女性誌のファッションエディターをしていた伊澤さんが、NYでお弁当のデリバリーやパーティーのケータリングを行う会社を立ち上げたのは、39歳のとき。色彩感覚や配置バランスなど、長年雑誌作りで培ったセンスを落とし込んだお弁当は、見た目にも鮮やかで、アートといっても過言ではないほど。最近は、お弁当にとどまらず、企業向けのケータリングも増えているといいます。新たな挑戦がカタチになりつつある今、充実したNYライフを過ごす彼女にお話をうかがいました。

子どもの頃から雑誌がとにかく大好きで。真似事で雑誌を作ったりしていましたね

――もともとはエディターをされていたんですよね。

はい。新卒で世界文化社に入社、「MISS」、「家庭画報」、「BEGIN」などの編集部に在籍し、エディターとしての経験を積みました。その後退社し、集英社「Marisol」創刊直後に専属エディターに。そう考えると、大学を卒業して以来、ずっとファッション誌に携わってきました。

ーーいつからエディターを志していましたか?

子どもの頃から雑誌がとにかく大好きで。文字とビジュアルが組み合わさったデザインに興味を持ち、自分でも真似事で雑誌を作ったりしていました。また、制服のない学校に通っていたから、子どもの頃から毎晩寝る前に翌日のコーディネートを考えるのが好きでしたね。今思えば、ファッションエディターになったのは必然。というか、自分に合ってたんだなって思います。

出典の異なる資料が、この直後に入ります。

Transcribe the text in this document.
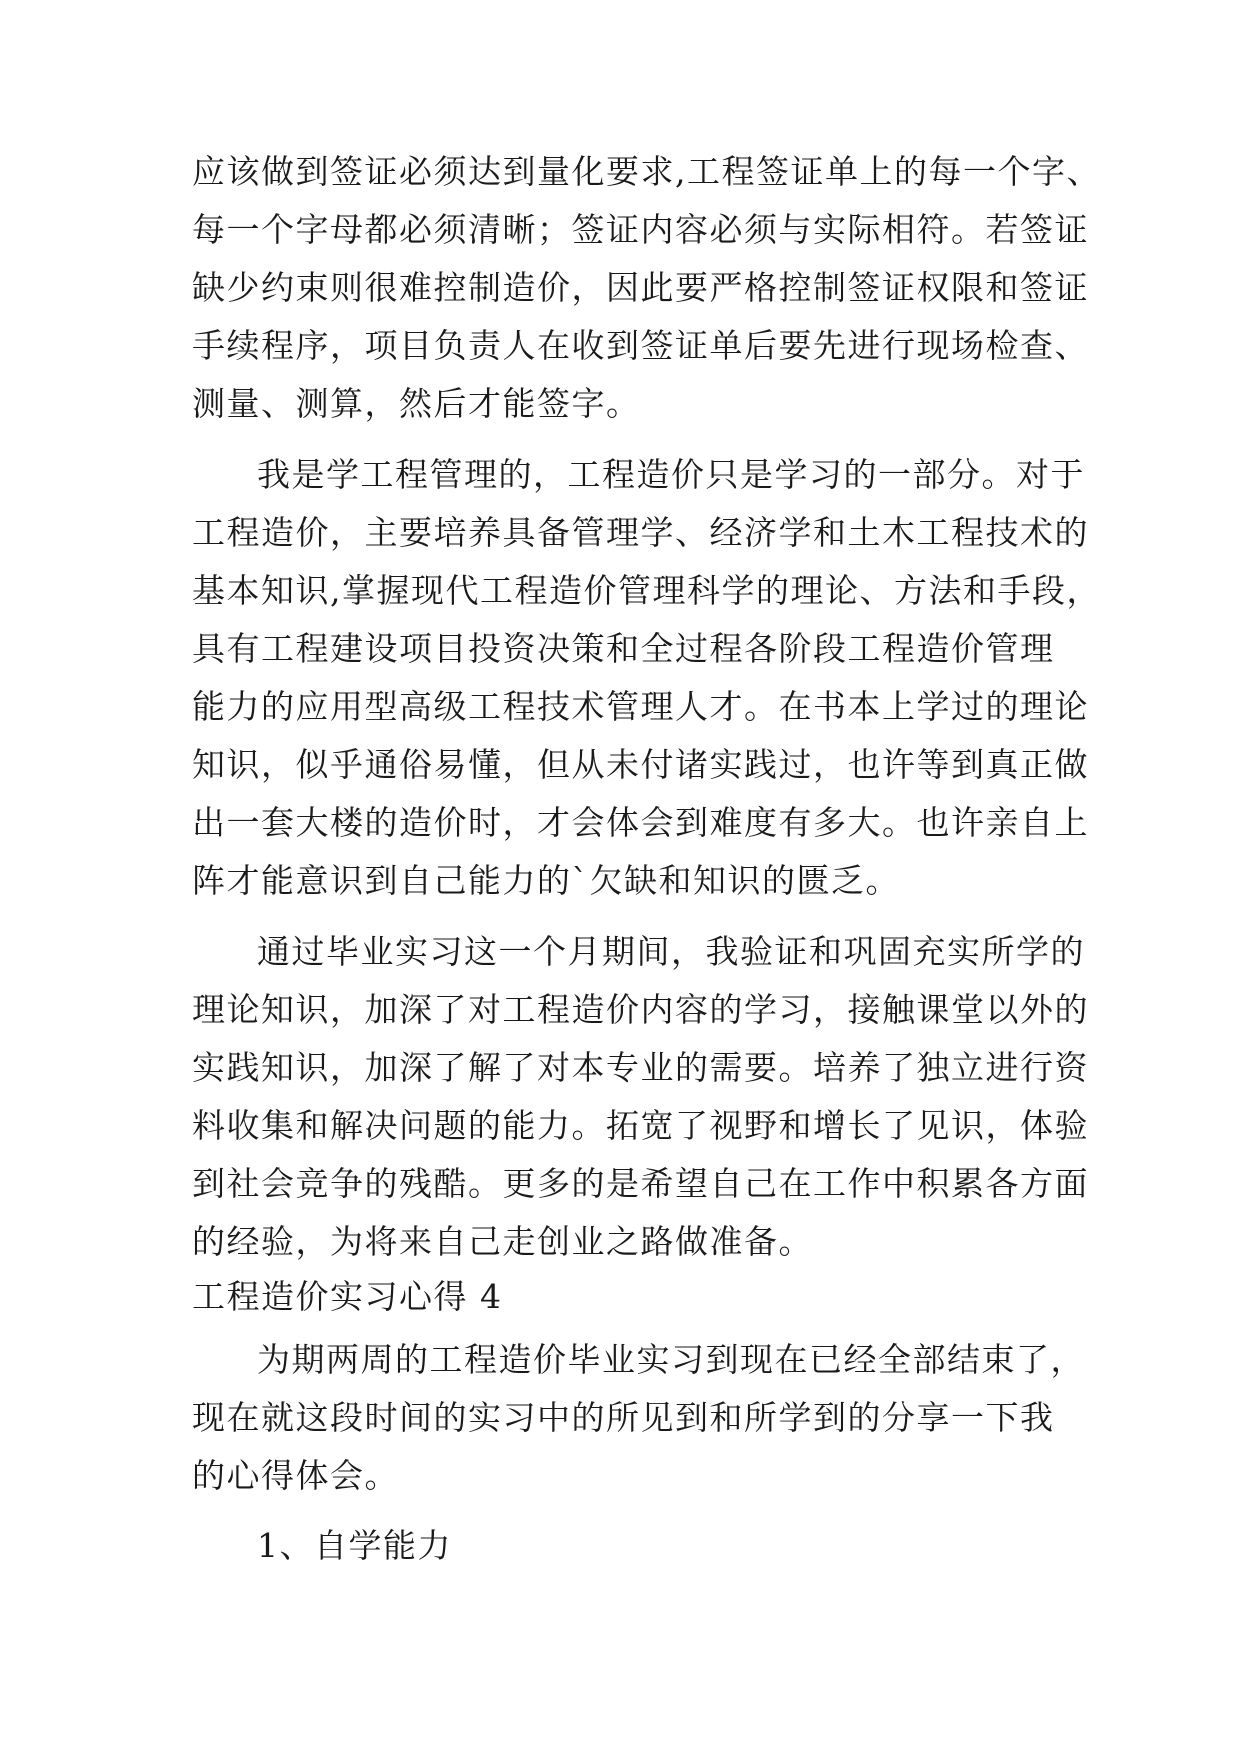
应该做到签证必须达到量化要求,工程签证单上的每一个字、
每一个字母都必须清晰；签证内容必须与实际相符。若签证
缺少约束则很难控制造价，因此要严格控制签证权限和签证
手续程序，项目负责人在收到签证单后要先进行现场检查、
测量、测算，然后才能签字。
我是学工程管理的，工程造价只是学习的一部分。对于
工程造价，主要培养具备管理学、经济学和土木工程技术的
基本知识,掌握现代工程造价管理科学的理论、方法和手段，
具有工程建设项目投资决策和全过程各阶段工程造价管理
能力的应用型高级工程技术管理人才。在书本上学过的理论
知识，似乎通俗易懂，但从未付诸实践过，也许等到真正做
出一套大楼的造价时，才会体会到难度有多大。也许亲自上
阵才能意识到自己能力的`欠缺和知识的匮乏。
通过毕业实习这一个月期间，我验证和巩固充实所学的
理论知识，加深了对工程造价内容的学习，接触课堂以外的
实践知识，加深了解了对本专业的需要。培养了独立进行资
料收集和解决问题的能力。拓宽了视野和增长了见识，体验
到社会竞争的残酷。更多的是希望自己在工作中积累各方面
的经验，为将来自己走创业之路做准备。
工程造价实习心得 4
为期两周的工程造价毕业实习到现在已经全部结束了，
现在就这段时间的实习中的所见到和所学到的分享一下我
的心得体会。
1、自学能力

興味がファッションからライフスタイルへ。 それが仕事はもちろん、人生の転機でもあった

――NYでケータリングフードの会社を立ち上げることになった、その転機はいつだったんですか?

昔からファッションが大好きだった。だけど、年齢とともに好きなことって変わっていくじゃないですか。20代は手当たり次第、さまざまなファッションにトライ、30代になると自分に似合うものが分かってきて、40歳手前に差しかかると、逆に興味が薄れてしまったんです。それと同時に海外を行き来するようになって、次第にファッションを仕事にすることに意味が見出せなくなった、みたいな......。

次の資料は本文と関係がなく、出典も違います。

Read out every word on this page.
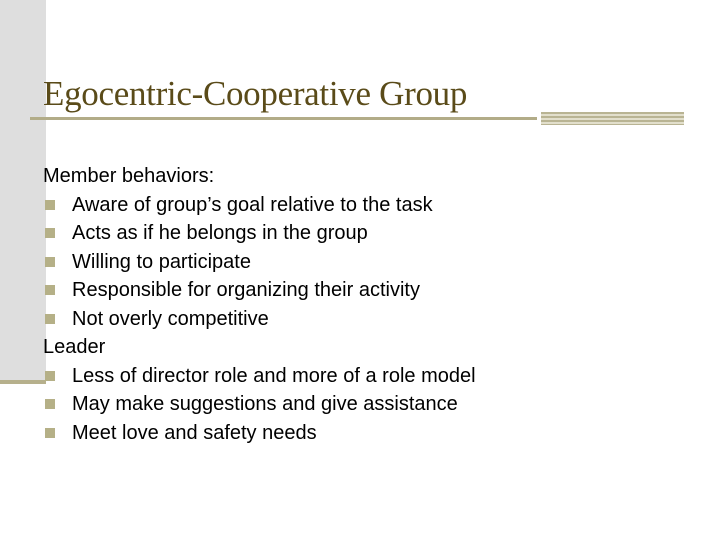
Egocentric-Cooperative Group
Member behaviors:
Aware of group’s goal relative to the task
Acts as if he belongs in the group
Willing to participate
Responsible for organizing their activity
Not overly competitive
Leader
Less of director role and more of a role model
May make suggestions and give assistance
Meet love and safety needs
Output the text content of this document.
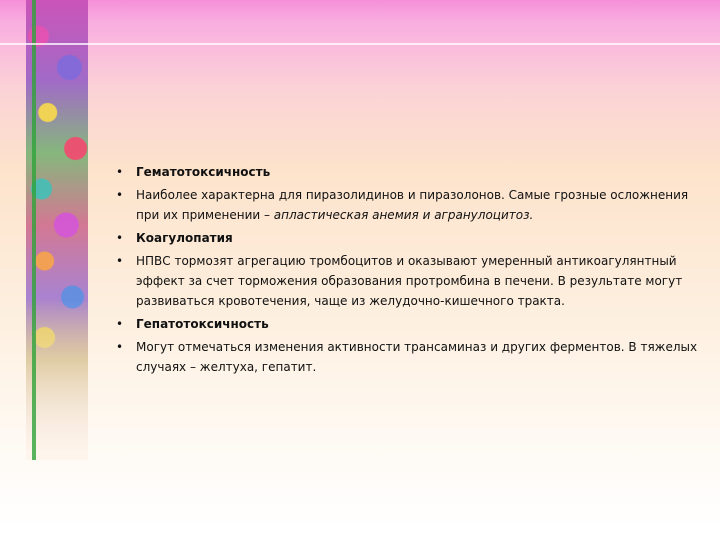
• Гематотоксичность
• Наиболее характерна для пиразолидинов и пиразолонов. Самые грозные осложнения при их применении – апластическая анемия и агранулоцитоз.
• Коагулопатия
• НПВС тормозят агрегацию тромбоцитов и оказывают умеренный антикоагулянтный эффект за счет торможения образования протромбина в печени. В результате могут развиваться кровотечения, чаще из желудочно-кишечного тракта.
• Гепатотоксичность
• Могут отмечаться изменения активности трансаминаз и других ферментов. В тяжелых случаях – желтуха, гепатит.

――海外と日本だと、ファッションへの考え方も違いますもんね。

そうですね。例えば日本は、1つのアイテムが流行ると誰もがそれに飛びつきますよね。そういう文化はNYにはないかな? 好きなものを自由に着てる!  でもそれが、いまの私には楽だと感じました。

――それで、興味のあることが変わっていったと?

はい、ここ2~3年のことですね。年齢も重ねたせいか、ライフスタイルを大切にしたいって思い始めたんです。若い頃はとにかくがむしゃらで、稼いだお金でバッグや靴を買う。確かに楽しかったけど、だんだんと何か違うなって。稼いだお金で生活を整えるとか、きちんと食事をとるとか、旅に出るなどライフスタイルを充実させたいと思い始めたんです。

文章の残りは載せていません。